Vous me connaissez, je suis du genre généreux et oblatif: je n'hésite jamais à mouiller ma chemise pour mettre en avant les talents émergents, les nouveaux Anne Rice, les nouveaux Dan Simmons, les nouveaux Ron Hubbard, Rosny Ainé, Jimmy Guieu ou Olaf Stapledon qui forgent, dans la plus ingrate solitude et dévorés d'angoisse, des mondes inouïs, impensés et hallucinants, aux frontières du génie et de la folie. Puisse leur granit montrer à jamais sa borne aux vilains corbaques dans mon genre, qui s'apprêtent à le profaner. Avec toutes mes confuses, cela va sans dire.

C'est ainsi que par le hasard le plus redoutable, mes zamès, je tombai sur la première page, offerte - miracle des mains nues - au cyberquidam désœuvré, d'un roman terrifiant que je poursuis parfois en songe. Songe d'une vie, mort d'un songe qui me hantent for ever, and ever.
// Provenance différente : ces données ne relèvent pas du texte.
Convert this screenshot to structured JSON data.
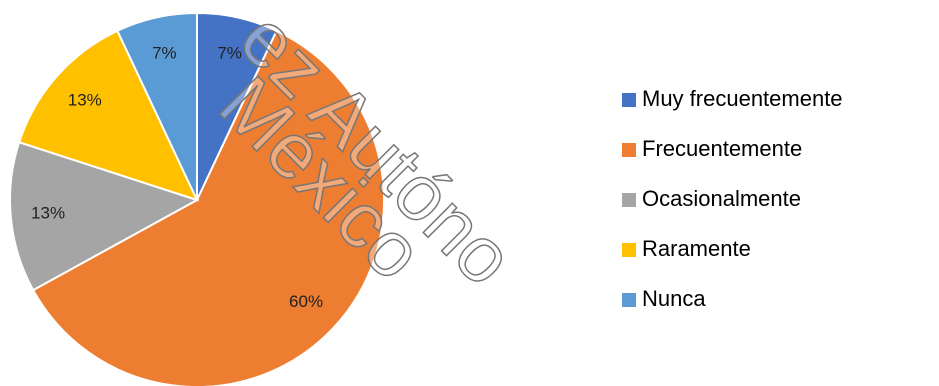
{
  "chart_data": {
    "type": "pie",
    "categories": [
      "Muy frecuentemente",
      "Frecuentemente",
      "Ocasionalmente",
      "Raramente",
      "Nunca"
    ],
    "values": [
      7,
      60,
      13,
      13,
      7
    ],
    "value_labels": [
      "7%",
      "60%",
      "13%",
      "13%",
      "7%"
    ],
    "colors": [
      "#4472c4",
      "#ed7d31",
      "#a5a5a5",
      "#ffc000",
      "#5b9bd5"
    ],
    "legend": "right",
    "watermark": [
      "ez Autóno",
      "México"
    ]
  }
}
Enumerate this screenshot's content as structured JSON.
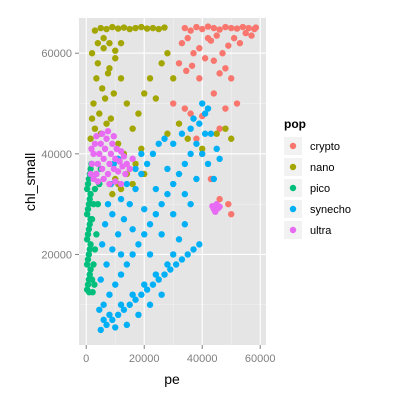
{
  "chart_data": {
    "type": "scatter",
    "title": "",
    "xlabel": "pe",
    "ylabel": "chl_small",
    "xlim": [
      -2500,
      62000
    ],
    "ylim": [
      2000,
      67000
    ],
    "xticks": [
      0,
      20000,
      40000,
      60000
    ],
    "xtick_labels": [
      "0",
      "20000",
      "40000",
      "60000"
    ],
    "yticks": [
      20000,
      40000,
      60000
    ],
    "ytick_labels": [
      "20000",
      "40000",
      "60000"
    ],
    "grid": true,
    "background": "#e5e5e5",
    "legend": {
      "title": "pop",
      "placement": "right",
      "entries": [
        "crypto",
        "nano",
        "pico",
        "synecho",
        "ultra"
      ]
    },
    "series": [
      {
        "name": "crypto",
        "color": "#f8766d",
        "points": [
          [
            34000,
            65000
          ],
          [
            36000,
            64500
          ],
          [
            38000,
            65200
          ],
          [
            40000,
            64800
          ],
          [
            42000,
            65300
          ],
          [
            44000,
            65000
          ],
          [
            46000,
            64700
          ],
          [
            48000,
            65200
          ],
          [
            50000,
            65000
          ],
          [
            52000,
            64900
          ],
          [
            54000,
            65200
          ],
          [
            56000,
            65000
          ],
          [
            58000,
            64800
          ],
          [
            58500,
            65100
          ],
          [
            33000,
            62000
          ],
          [
            35000,
            63000
          ],
          [
            37000,
            60000
          ],
          [
            39000,
            61000
          ],
          [
            41000,
            59000
          ],
          [
            43000,
            62500
          ],
          [
            45000,
            63500
          ],
          [
            47000,
            60000
          ],
          [
            49000,
            61500
          ],
          [
            51000,
            63000
          ],
          [
            53000,
            62000
          ],
          [
            32000,
            58000
          ],
          [
            34500,
            56500
          ],
          [
            36500,
            57500
          ],
          [
            44000,
            58500
          ],
          [
            46000,
            56000
          ],
          [
            48000,
            57000
          ],
          [
            50000,
            55000
          ],
          [
            34000,
            49000
          ],
          [
            36000,
            48000
          ],
          [
            40000,
            47500
          ],
          [
            44000,
            52000
          ],
          [
            48000,
            49000
          ],
          [
            52000,
            50000
          ],
          [
            46000,
            45000
          ],
          [
            40000,
            40000
          ],
          [
            43000,
            35000
          ],
          [
            46000,
            31000
          ],
          [
            50000,
            28000
          ],
          [
            49000,
            30000
          ],
          [
            38000,
            43000
          ],
          [
            30000,
            50000
          ],
          [
            42000,
            63000
          ],
          [
            55000,
            64000
          ],
          [
            57000,
            63500
          ],
          [
            39000,
            55000
          ]
        ]
      },
      {
        "name": "nano",
        "color": "#a3a500",
        "points": [
          [
            3000,
            64500
          ],
          [
            5000,
            65000
          ],
          [
            7000,
            64800
          ],
          [
            9000,
            65200
          ],
          [
            11000,
            64900
          ],
          [
            13000,
            65100
          ],
          [
            15000,
            64800
          ],
          [
            17000,
            65000
          ],
          [
            19000,
            65200
          ],
          [
            21000,
            64900
          ],
          [
            23000,
            65000
          ],
          [
            25000,
            64800
          ],
          [
            27000,
            65100
          ],
          [
            2000,
            60000
          ],
          [
            4000,
            58000
          ],
          [
            6000,
            61000
          ],
          [
            8000,
            57000
          ],
          [
            10000,
            59000
          ],
          [
            3500,
            55000
          ],
          [
            5500,
            53000
          ],
          [
            7500,
            56000
          ],
          [
            9500,
            52000
          ],
          [
            2500,
            50000
          ],
          [
            4500,
            48000
          ],
          [
            6500,
            51000
          ],
          [
            8500,
            47000
          ],
          [
            3000,
            45000
          ],
          [
            5000,
            44000
          ],
          [
            7000,
            46000
          ],
          [
            12000,
            55000
          ],
          [
            14000,
            50000
          ],
          [
            16000,
            45000
          ],
          [
            11000,
            42000
          ],
          [
            13000,
            40000
          ],
          [
            15000,
            37000
          ],
          [
            18000,
            48000
          ],
          [
            20000,
            52000
          ],
          [
            22000,
            55000
          ],
          [
            24000,
            51000
          ],
          [
            26000,
            58000
          ],
          [
            28000,
            60000
          ],
          [
            30000,
            55000
          ],
          [
            17000,
            38000
          ],
          [
            19000,
            41000
          ],
          [
            10000,
            35000
          ],
          [
            12000,
            33000
          ],
          [
            14000,
            36000
          ],
          [
            4000,
            62000
          ],
          [
            6000,
            63000
          ],
          [
            8000,
            62000
          ],
          [
            10000,
            60500
          ],
          [
            12000,
            62000
          ],
          [
            2000,
            47000
          ],
          [
            1500,
            43000
          ],
          [
            45000,
            44000
          ],
          [
            48000,
            45000
          ],
          [
            50000,
            43000
          ],
          [
            40000,
            41000
          ],
          [
            32000,
            46000
          ],
          [
            28000,
            44000
          ],
          [
            9000,
            32000
          ],
          [
            11000,
            34000
          ],
          [
            16000,
            34000
          ],
          [
            20000,
            36000
          ],
          [
            35000,
            43000
          ]
        ]
      },
      {
        "name": "pico",
        "color": "#00bf7d",
        "points": [
          [
            300,
            13000
          ],
          [
            600,
            14000
          ],
          [
            900,
            15000
          ],
          [
            1200,
            16000
          ],
          [
            1500,
            17000
          ],
          [
            300,
            18000
          ],
          [
            600,
            19000
          ],
          [
            900,
            20000
          ],
          [
            1200,
            21000
          ],
          [
            1500,
            22000
          ],
          [
            300,
            23000
          ],
          [
            600,
            24000
          ],
          [
            900,
            25000
          ],
          [
            1200,
            26000
          ],
          [
            1500,
            27000
          ],
          [
            300,
            28000
          ],
          [
            600,
            29000
          ],
          [
            900,
            30000
          ],
          [
            1200,
            31000
          ],
          [
            1500,
            32000
          ],
          [
            300,
            33000
          ],
          [
            600,
            34000
          ],
          [
            900,
            35000
          ],
          [
            1200,
            36000
          ],
          [
            1500,
            37000
          ],
          [
            2000,
            15000
          ],
          [
            2500,
            18000
          ],
          [
            3000,
            21000
          ],
          [
            3500,
            24000
          ],
          [
            2000,
            27000
          ],
          [
            2500,
            30000
          ],
          [
            3000,
            33000
          ],
          [
            3500,
            36000
          ],
          [
            2200,
            12500
          ],
          [
            1800,
            38000
          ],
          [
            4000,
            30000
          ],
          [
            4500,
            34000
          ],
          [
            5000,
            37000
          ],
          [
            1000,
            12500
          ],
          [
            2800,
            14000
          ]
        ]
      },
      {
        "name": "synecho",
        "color": "#00b0f6",
        "points": [
          [
            5000,
            5000
          ],
          [
            7000,
            6000
          ],
          [
            9000,
            7000
          ],
          [
            11000,
            8000
          ],
          [
            13000,
            9000
          ],
          [
            15000,
            10000
          ],
          [
            17000,
            11000
          ],
          [
            19000,
            12000
          ],
          [
            21000,
            13000
          ],
          [
            23000,
            14000
          ],
          [
            25000,
            15000
          ],
          [
            27000,
            16000
          ],
          [
            29000,
            17000
          ],
          [
            31000,
            18000
          ],
          [
            33000,
            19000
          ],
          [
            35000,
            20000
          ],
          [
            37000,
            21000
          ],
          [
            39000,
            22000
          ],
          [
            6000,
            10000
          ],
          [
            8000,
            12000
          ],
          [
            10000,
            14000
          ],
          [
            12000,
            16000
          ],
          [
            14000,
            18000
          ],
          [
            16000,
            20000
          ],
          [
            18000,
            22000
          ],
          [
            20000,
            24000
          ],
          [
            22000,
            26000
          ],
          [
            24000,
            28000
          ],
          [
            26000,
            30000
          ],
          [
            28000,
            32000
          ],
          [
            30000,
            34000
          ],
          [
            32000,
            36000
          ],
          [
            34000,
            38000
          ],
          [
            36000,
            40000
          ],
          [
            38000,
            42000
          ],
          [
            5000,
            15000
          ],
          [
            7000,
            18000
          ],
          [
            9000,
            21000
          ],
          [
            11000,
            24000
          ],
          [
            13000,
            27000
          ],
          [
            15000,
            30000
          ],
          [
            17000,
            33000
          ],
          [
            19000,
            36000
          ],
          [
            21000,
            38000
          ],
          [
            23000,
            40000
          ],
          [
            25000,
            42000
          ],
          [
            27000,
            43000
          ],
          [
            30000,
            42000
          ],
          [
            33000,
            44000
          ],
          [
            36000,
            45000
          ],
          [
            39000,
            46000
          ],
          [
            41000,
            44000
          ],
          [
            40000,
            40000
          ],
          [
            38000,
            35000
          ],
          [
            36000,
            30000
          ],
          [
            34000,
            26000
          ],
          [
            32000,
            23000
          ],
          [
            30000,
            20000
          ],
          [
            28000,
            18000
          ],
          [
            24000,
            16000
          ],
          [
            20000,
            14000
          ],
          [
            16000,
            12000
          ],
          [
            12000,
            10000
          ],
          [
            8000,
            8000
          ],
          [
            6000,
            7000
          ],
          [
            14000,
            6000
          ],
          [
            18000,
            8000
          ],
          [
            22000,
            10000
          ],
          [
            26000,
            12000
          ],
          [
            10000,
            5500
          ],
          [
            20000,
            29000
          ],
          [
            24000,
            33000
          ],
          [
            28000,
            37000
          ],
          [
            12000,
            20000
          ],
          [
            16000,
            25000
          ],
          [
            22000,
            20000
          ],
          [
            26000,
            24000
          ],
          [
            30000,
            28000
          ],
          [
            34000,
            32000
          ],
          [
            9000,
            28000
          ],
          [
            12000,
            31000
          ],
          [
            17000,
            37000
          ],
          [
            19000,
            40000
          ],
          [
            14000,
            34000
          ],
          [
            41000,
            48000
          ],
          [
            43000,
            44000
          ],
          [
            45000,
            41000
          ],
          [
            42000,
            38000
          ],
          [
            44000,
            35000
          ],
          [
            46000,
            39000
          ],
          [
            4500,
            9000
          ],
          [
            5500,
            22000
          ],
          [
            6500,
            26000
          ],
          [
            7500,
            30000
          ],
          [
            8500,
            34000
          ],
          [
            9500,
            38000
          ],
          [
            11000,
            39000
          ],
          [
            42000,
            49000
          ],
          [
            40000,
            50000
          ],
          [
            37000,
            47000
          ]
        ]
      },
      {
        "name": "ultra",
        "color": "#e76bf3",
        "points": [
          [
            1500,
            36000
          ],
          [
            2000,
            38000
          ],
          [
            2500,
            40000
          ],
          [
            3000,
            42000
          ],
          [
            3500,
            36000
          ],
          [
            4000,
            38000
          ],
          [
            4500,
            40000
          ],
          [
            5000,
            42000
          ],
          [
            5500,
            37000
          ],
          [
            6000,
            39000
          ],
          [
            6500,
            41000
          ],
          [
            7000,
            43000
          ],
          [
            7500,
            36000
          ],
          [
            8000,
            38000
          ],
          [
            8500,
            40000
          ],
          [
            9000,
            42000
          ],
          [
            9500,
            37000
          ],
          [
            10000,
            39000
          ],
          [
            10500,
            41000
          ],
          [
            11000,
            36500
          ],
          [
            11500,
            38500
          ],
          [
            12000,
            40500
          ],
          [
            12500,
            37500
          ],
          [
            13000,
            39500
          ],
          [
            13500,
            36000
          ],
          [
            14000,
            38000
          ],
          [
            2500,
            35000
          ],
          [
            4000,
            34500
          ],
          [
            6000,
            35000
          ],
          [
            8000,
            34000
          ],
          [
            10000,
            34500
          ],
          [
            12000,
            34000
          ],
          [
            3500,
            43500
          ],
          [
            5500,
            44000
          ],
          [
            7500,
            44500
          ],
          [
            9500,
            43500
          ],
          [
            1800,
            41000
          ],
          [
            15000,
            37000
          ],
          [
            16000,
            39000
          ],
          [
            44000,
            29000
          ],
          [
            45000,
            30000
          ],
          [
            46000,
            29500
          ],
          [
            44500,
            28500
          ],
          [
            45500,
            29200
          ],
          [
            43500,
            29600
          ]
        ]
      }
    ]
  }
}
Il me faut citer, donc, toutes affaires cessantes et toutes cessations affairées, cette première page de CATALEPSYAN, la fascinante histoire de Esthane Rathon, qui découvre que son père a été tué par un être buveur de sang. Esthane Rathon, devenu Guillian, basculera-t-il du côté sombre de la force ou du côté force de la sombre, à la veille de ses 200 ans? Oô vous ne le saurez pas tout de suite, il vous faudra commander CATALEPSYAN et parcourir au moins la seconde page dont voici toujours-déjà la précédente:


" Chers téléspectateurs, chers auditeurs, en ce 16 mars, près d’un an après que les disparitions et les meurtres en série aient commencé, nous pouvons dresser un premier bilan de 1,6 milliards de morts dans le monde entier!!! Alors que les enquêteurs poursuivent leurs recherches sans aucun résultat, un homme mystérieux, répondant au nom d’Esthane Rathon, m’a remis une lettre aujourd’hui en me disant qu’elle dévoilerait au monde les réponses qu’il se pose en ce moment: qui est le protagoniste de ces massacres qui durent depuis un an? Et quand est-ce que ces meurtres et ces disparitions vont s’arrêter?
Je vais maintenant commencer la lecture de cette lettre:

Lettre à l’humanité
«En ces temps où certains prédisent l’Apocalypse, la fin du monde, sans connaître l’origine du mystérieux fléau qui touche l’espèce humaine et la menace d’extinction, moi, Esthane Rathon (c’est ainsi que je m’appelais avant), je prends la plume pour dévoiler au monde que je suis à l’origine de l’ambiance macabre dans laquelle vous vivez depuis un an.
Mais aujourd’hui, alors que mes troupes et moi continuons à massacrer des milliers de personnes tous les jours, je pense pouvoir avoir assez de forces et de courage pour mettre fin à ce chaos en me donnant la mort, ainsi qu’à tous ceux de mon groupe à qui j’avais ordonné de me suivre dans ce mouvement diabolique qui prédisait la disparition de l’espèce humaine et le règne des forces des Ténèbres sur cette planète. Demain, j’aurai 200 ans. Demain, l’humanité tout entière connaîtra, en effet, l’origine de tous les malheurs qui se sont abattus sur elle dernièrement. En effet, en ce jour de mon anniversaire, j’emporterai dans une mort affreuse tous les coupables de ces meurtres, et je me suiciderai également!
Je ne vous demande pas de me pardonner, mais de me comprendre. C’est donc afin de mieux me justifier aux yeux des proches des victimes de ces meurtres en série prémédités, et de ceux de mes subordonnés, que je joins à cette lettre un carnet contenant le journal de ma vie, dans lequel je réponds à des questions que les hommes se posent:
Tout d’abord, est-ce que la vie existe après la mort? Et si oui, quelles formes peut-elle prendre?
Et ensuite, je répondrai aux questions que vous vous posez tous depuis un an: qui est donc à l’origine des massacres auxquels on assiste impuissamment depuis un an? Et qu’est-ce qui l’a poussé à les organiser?

Adieu...

Guillian, E. R. Le 16 mars 1984. "


Il faut lire, et relire, cette première page de Catalepsyan, car elle est littéralement ensorcelante, envoûtante, catalepsique.
Une leçon d'écriture pour tous ceux qui caressent le rêve, au crépuscule des chimères d'une vie mortelle, de prendre la plume pour le grand Œuvre romanesque.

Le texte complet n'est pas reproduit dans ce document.